According to the latest announcement done by Cerebral Systems, the company has claimed of creating the first brain-scale AI solution. This is a single system that can support 120-trillion parameter AI models, beating out the 100 trillion synapses present in the human brain.
For the typical AI workloads currently, the most commonly used device is the clusters of GPUs and they top out at 1 trillion parameters. Cerebral can accomplish this industry-first with a single 850,000-core system, but it can also spread workloads over up to 192 CS-2 systems with 162 million AI-optimized cores to unlock even more performance.

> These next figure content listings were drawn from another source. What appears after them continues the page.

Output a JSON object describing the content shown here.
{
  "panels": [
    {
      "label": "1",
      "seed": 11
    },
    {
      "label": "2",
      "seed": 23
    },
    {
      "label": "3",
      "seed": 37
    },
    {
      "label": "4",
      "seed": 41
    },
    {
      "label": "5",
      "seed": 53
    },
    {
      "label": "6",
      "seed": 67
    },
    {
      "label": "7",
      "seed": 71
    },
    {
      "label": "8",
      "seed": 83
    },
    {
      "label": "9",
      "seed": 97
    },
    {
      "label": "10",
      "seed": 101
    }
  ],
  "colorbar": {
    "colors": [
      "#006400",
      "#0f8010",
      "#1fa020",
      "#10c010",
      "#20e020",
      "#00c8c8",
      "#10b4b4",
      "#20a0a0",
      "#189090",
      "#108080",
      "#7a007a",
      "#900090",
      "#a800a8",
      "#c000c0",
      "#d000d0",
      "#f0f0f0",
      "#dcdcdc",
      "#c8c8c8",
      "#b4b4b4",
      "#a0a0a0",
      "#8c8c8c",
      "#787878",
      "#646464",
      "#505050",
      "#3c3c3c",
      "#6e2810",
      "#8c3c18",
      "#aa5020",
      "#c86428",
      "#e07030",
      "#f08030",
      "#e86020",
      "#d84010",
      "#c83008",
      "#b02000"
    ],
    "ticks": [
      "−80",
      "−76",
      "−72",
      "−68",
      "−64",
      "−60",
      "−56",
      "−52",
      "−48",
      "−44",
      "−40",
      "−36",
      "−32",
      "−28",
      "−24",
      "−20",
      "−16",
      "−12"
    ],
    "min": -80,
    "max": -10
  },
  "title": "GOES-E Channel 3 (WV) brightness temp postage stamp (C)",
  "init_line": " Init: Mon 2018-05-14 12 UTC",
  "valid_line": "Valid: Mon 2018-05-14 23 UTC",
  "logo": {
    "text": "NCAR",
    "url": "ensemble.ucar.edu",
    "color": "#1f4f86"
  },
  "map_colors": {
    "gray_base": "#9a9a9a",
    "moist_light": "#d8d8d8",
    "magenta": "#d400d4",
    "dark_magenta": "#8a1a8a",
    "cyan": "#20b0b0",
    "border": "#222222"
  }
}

The Cerebral CS-2 is currently the world’s fastest AI processor known to humankind and is undoubtedly one of the most unique semiconductor devices on the planet. It has 46,225 mm2 of silicon, 2.6 trillion transistors, and 850,000 AI-optimized cores which are all packed on a single wafer-sized 7nm processor.
Each of the chips is embedded in a single CS-2 system, and still, the size can limit the size of AI models. The chip has 40 GB of on-chip SRAM memory, however, by adding a new external cabinet with additional memory the company is now able to allow the company to run larger brain-scale AI models.
Coming to scalability, providing 20 petabytes of memory bandwidth and 220 petabits of aggregate fabric bandwidth, it becomes challenging to establish communication between multiple chips which share the full workload between processors. Another challenge is the system’s extreme computational horsepower making scaling performance across multiple systems challenging
to solve this problem Cerebras’ multi-node solution takes a different approach by storing model parameters off-chip in a MemoryX cabinet while simultaneously keeping the model on-chip.
This will allow a single system to compute larger AI models but it also solves the typical latency and memory bandwidth issues that restrict scalability with groups of ‘smaller processors, like GPUs.
Cerebrus’s switches connect the systems to the memory box, coming with anywhere from 4TB to 2.4PB of memory capacity. It’s a memory mix of flash and DRAM, and this single box can store up to 120 trillion weights while having a ‘few’ x86 processors to run the software and data plane for the system.
“The last several years have shown us that, for NLP models, insights scale directly with parameters– the more parameters, the better the results,” says Rick Stevens, Associate Director, Argonne National Laboratory. “Cerebras’ inventions, which will provide a 100x increase in parameter capacity, may have the potential to transform the industry. For the first time, we will be able to explore brain-sized models, opening up vast new avenues of research and insight.”